Despite most theologians insistence, Genesis 1 is circular poetry. It sets up three spaces in days 1-3 and fills those spaces in days 4-6. That lets day 4 fill the universe with stars before the creation of earth in day 2. More importantly, poetic order lets the order of creation match standard science, without contradiction.

If a Bronze Age Hebrew was given a fast forward show of creation, what would the first moments look like? A singularity is formless as it has no height, depth, or width. There was nothing recognizable at first, not even partials to make up atoms, thus void. Yet all this nothingness contained “deep.” When God fluttered, expansion commenced and the first “something” appeared as plasma. Physicists speak of plasma as a fluid energy, thus to the writer it looked like water. One of the first partials to form were protons. The entire universe became a “ball” of light. The formation of atoms absorbed the light and the universe became dark. The atoms collapsed into increasingly dense balls of gas until they started fusion. Light came out of darkness.

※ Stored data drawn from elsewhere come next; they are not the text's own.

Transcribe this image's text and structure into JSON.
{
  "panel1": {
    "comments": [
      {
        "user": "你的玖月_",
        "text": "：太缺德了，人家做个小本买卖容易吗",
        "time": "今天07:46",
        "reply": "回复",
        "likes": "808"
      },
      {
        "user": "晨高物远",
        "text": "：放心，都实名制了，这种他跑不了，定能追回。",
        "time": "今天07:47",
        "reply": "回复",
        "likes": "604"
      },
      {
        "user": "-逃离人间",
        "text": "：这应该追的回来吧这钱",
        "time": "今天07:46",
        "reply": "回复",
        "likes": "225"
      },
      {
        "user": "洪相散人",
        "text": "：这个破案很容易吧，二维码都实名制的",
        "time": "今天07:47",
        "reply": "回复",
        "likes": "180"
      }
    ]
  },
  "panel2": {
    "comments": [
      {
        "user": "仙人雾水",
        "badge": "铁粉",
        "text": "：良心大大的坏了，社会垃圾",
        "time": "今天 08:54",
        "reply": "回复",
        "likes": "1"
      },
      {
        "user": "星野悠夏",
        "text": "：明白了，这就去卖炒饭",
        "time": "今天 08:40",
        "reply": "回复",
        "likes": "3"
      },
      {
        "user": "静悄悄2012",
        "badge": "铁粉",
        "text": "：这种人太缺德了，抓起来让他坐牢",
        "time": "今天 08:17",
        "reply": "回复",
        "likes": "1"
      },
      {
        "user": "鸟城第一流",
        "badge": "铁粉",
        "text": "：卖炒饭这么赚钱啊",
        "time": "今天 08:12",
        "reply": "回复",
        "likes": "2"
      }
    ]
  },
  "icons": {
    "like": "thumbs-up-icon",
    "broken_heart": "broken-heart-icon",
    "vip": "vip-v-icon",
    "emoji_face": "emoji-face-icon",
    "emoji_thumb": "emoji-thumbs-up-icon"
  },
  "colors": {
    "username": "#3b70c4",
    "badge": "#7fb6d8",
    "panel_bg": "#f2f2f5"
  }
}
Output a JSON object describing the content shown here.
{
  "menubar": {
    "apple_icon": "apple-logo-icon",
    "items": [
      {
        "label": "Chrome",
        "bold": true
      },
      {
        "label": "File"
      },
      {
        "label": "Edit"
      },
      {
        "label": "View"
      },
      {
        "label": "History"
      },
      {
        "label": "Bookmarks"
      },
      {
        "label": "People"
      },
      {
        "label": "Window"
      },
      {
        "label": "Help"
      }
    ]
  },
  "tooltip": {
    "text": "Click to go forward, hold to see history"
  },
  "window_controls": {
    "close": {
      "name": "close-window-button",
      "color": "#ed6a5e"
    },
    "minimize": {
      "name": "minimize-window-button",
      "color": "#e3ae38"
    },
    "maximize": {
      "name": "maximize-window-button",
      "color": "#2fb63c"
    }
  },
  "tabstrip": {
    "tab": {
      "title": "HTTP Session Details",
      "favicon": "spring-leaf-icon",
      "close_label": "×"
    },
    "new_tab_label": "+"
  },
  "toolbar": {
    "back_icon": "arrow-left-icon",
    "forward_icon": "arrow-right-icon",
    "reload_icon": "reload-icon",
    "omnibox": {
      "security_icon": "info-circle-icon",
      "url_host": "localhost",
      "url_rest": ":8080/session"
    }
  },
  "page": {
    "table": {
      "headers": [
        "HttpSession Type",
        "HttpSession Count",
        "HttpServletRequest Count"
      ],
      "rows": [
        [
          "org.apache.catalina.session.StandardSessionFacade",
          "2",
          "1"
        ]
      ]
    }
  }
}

The universe had two events of light. Genesis 1 matches standard science, thus it shows inspiration that no Bronze Age writer could possess. Genesis 1 says that inspiration comes from ONE GOD.

I think we’ll find that the echoes were first formed around the impact of 2 cultures colliding in the 500’s - 400’s BCE.

This topic was automatically closed 4 days after the last reply. New replies are no longer allowed.